In a report on IT predictions for 2002, Gartner said staged projects with short-term paybacks that do not tie up capital are winning favour.
The researcher warns that as long as Australian companies plan with caution, IT investment will remain a viable option for business growth this year.
However, one Australian IT manager from a defence manufacturing company was more pessimistic.
Despite managing an IT budget of around $16 million, he said technology's influence on business decisions is being reduced as a result of the downturn, claiming his company was holding back on projects.
Another IT manager who is responsible for an IT budget of $8 million for a coal mining company believes the "hardships faced in 2001" did not have any significant impact on his company's use of IT.
"We have been very active in the areas of security and outsourcing for a number of years and this has become 'business as usual' for us," he said.

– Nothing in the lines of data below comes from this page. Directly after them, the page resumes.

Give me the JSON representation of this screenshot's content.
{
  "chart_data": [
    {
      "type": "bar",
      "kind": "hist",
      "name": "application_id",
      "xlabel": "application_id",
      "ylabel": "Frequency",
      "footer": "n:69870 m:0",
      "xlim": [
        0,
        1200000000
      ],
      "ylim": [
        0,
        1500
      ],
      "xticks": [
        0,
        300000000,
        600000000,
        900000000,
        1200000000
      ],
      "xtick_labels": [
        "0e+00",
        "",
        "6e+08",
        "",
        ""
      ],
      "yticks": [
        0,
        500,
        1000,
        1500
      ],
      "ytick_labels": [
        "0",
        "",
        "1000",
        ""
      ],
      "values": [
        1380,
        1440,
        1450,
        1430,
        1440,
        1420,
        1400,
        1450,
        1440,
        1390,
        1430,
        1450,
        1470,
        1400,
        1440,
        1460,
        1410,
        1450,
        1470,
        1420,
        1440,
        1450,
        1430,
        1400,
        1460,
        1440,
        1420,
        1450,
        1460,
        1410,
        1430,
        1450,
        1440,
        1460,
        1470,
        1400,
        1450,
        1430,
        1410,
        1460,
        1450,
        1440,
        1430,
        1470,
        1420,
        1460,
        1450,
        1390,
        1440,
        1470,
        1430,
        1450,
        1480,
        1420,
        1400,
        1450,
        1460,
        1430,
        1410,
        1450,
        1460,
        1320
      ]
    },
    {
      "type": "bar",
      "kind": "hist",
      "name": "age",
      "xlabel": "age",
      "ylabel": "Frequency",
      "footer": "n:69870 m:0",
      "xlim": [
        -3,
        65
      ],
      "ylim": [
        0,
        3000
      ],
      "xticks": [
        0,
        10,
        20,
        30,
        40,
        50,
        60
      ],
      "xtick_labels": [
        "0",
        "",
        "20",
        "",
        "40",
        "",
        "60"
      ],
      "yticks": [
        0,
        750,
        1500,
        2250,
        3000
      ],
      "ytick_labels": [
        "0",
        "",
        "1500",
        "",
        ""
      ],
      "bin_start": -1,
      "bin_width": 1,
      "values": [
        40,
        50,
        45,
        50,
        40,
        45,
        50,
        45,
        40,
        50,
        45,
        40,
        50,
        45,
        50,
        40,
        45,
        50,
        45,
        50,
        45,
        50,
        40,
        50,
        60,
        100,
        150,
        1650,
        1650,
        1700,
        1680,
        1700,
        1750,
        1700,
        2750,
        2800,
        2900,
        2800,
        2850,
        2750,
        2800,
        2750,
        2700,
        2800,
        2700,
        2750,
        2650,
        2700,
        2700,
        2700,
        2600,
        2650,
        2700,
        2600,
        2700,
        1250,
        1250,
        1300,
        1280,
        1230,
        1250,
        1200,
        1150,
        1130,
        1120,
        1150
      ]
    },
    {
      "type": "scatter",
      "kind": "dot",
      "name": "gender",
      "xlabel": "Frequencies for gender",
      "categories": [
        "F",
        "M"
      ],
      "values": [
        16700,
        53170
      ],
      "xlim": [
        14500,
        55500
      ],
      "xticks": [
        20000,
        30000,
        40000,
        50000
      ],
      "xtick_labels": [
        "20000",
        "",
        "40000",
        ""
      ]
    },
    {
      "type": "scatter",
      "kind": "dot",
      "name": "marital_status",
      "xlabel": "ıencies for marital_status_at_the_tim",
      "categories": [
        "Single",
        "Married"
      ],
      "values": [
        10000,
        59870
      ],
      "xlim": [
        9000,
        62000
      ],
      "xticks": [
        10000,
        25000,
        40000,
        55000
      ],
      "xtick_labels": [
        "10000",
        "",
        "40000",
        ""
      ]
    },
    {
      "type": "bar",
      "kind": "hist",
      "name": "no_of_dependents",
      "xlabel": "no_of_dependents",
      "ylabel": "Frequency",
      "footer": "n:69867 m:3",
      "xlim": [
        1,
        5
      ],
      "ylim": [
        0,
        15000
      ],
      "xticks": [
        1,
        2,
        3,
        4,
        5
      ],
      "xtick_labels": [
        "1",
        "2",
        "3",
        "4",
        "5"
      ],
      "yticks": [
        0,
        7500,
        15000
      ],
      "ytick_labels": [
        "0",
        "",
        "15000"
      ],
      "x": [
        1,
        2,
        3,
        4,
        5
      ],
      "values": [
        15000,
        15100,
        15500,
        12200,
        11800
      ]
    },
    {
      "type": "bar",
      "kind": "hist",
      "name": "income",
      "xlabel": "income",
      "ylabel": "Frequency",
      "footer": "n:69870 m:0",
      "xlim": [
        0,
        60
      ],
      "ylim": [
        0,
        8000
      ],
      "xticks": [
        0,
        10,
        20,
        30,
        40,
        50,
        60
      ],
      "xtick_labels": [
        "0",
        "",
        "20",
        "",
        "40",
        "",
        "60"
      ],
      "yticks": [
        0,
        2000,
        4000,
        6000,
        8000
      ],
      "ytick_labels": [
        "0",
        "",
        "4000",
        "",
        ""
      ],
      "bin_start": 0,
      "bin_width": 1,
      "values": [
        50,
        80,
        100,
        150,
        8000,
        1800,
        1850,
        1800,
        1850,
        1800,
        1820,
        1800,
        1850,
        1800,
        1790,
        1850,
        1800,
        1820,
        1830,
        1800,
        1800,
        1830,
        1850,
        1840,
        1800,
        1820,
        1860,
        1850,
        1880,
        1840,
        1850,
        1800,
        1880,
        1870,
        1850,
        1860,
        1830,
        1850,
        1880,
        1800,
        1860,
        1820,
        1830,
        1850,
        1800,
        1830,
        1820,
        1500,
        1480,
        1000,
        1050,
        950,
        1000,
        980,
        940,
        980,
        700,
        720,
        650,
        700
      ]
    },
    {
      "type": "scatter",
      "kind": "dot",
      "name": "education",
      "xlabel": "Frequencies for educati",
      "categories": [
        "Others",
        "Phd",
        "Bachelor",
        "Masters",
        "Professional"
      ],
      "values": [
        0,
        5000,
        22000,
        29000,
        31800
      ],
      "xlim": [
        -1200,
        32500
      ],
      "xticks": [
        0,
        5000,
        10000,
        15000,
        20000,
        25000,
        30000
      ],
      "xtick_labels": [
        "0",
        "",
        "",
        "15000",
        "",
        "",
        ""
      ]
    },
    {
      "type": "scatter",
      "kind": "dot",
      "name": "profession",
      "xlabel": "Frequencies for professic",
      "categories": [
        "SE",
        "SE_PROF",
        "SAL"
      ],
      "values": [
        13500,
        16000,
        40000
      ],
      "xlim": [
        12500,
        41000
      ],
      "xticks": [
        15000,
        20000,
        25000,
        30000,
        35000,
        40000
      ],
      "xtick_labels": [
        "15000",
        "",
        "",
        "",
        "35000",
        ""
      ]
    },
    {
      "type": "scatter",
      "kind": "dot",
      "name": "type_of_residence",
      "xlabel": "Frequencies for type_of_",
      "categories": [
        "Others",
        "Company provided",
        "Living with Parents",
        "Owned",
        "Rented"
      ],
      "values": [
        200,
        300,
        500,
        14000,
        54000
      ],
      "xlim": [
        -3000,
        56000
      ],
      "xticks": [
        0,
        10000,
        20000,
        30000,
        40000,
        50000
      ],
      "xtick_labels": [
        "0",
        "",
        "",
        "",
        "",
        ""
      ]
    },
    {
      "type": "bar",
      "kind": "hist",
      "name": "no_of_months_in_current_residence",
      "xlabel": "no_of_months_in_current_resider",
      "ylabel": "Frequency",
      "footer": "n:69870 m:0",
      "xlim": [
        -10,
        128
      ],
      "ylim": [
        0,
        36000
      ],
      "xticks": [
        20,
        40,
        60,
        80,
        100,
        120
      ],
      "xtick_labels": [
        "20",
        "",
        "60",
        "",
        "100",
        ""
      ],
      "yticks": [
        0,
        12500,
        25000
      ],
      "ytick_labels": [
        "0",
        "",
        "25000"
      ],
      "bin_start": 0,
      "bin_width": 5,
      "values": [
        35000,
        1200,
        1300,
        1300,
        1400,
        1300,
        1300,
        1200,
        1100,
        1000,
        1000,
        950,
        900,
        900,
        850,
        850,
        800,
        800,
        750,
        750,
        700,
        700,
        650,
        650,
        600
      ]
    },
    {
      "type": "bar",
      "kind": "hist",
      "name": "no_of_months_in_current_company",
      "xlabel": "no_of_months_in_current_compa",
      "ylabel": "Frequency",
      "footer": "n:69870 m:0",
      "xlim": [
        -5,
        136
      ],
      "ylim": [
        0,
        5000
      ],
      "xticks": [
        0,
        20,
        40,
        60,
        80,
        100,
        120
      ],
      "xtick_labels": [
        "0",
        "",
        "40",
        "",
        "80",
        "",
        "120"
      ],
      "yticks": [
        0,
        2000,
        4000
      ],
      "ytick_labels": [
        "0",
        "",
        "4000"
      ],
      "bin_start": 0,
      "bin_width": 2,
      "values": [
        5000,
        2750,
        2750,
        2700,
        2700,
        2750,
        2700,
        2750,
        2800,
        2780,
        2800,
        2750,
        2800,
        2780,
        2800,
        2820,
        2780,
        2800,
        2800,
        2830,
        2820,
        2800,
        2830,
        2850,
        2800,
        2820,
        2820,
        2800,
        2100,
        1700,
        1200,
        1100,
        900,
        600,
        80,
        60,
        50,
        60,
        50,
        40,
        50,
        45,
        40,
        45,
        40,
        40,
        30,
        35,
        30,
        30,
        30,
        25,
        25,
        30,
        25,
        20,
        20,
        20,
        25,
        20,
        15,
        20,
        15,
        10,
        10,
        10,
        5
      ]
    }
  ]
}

This IT manager added that the events of September 11 caused no increased security effort in his organisation, as "for a number of years we have been very active in protecting our company's IT assets from unwanted intrusions or attacks".
Heather Brigstocke, regional manager and director, IT trends Asia-Pacific, Gartner, said although some IT managers or CIOs may prefer to cut spending in these uncertain times, it is the ongoing investment in IT projects, such as collaboration and connectivity, that will improve productivity and ensure cost improvements that far outweigh the benefits of short-term cost cutting.
"Any implementation should be strategically relevant and offer a competitive advantage. No matter what the IT investment, it must benefit the enterprise's business model. It is important to stay focused and keep the IT staff moving and ensure a certain degree of pragmatism. Recession proofing does not translate into zero action," Brigstocke said.
David McCoy, vice president and research director for Gartner US, said a common theme connecting the areas in which companies spend their money will be the need to see financial rewards quickly.
"Companies are not going to spend anything on a long-term project. It's got to return immediately," McCoy said.
He also pointed to further outsourcing, claiming if "something is not part of your core, get rid of it".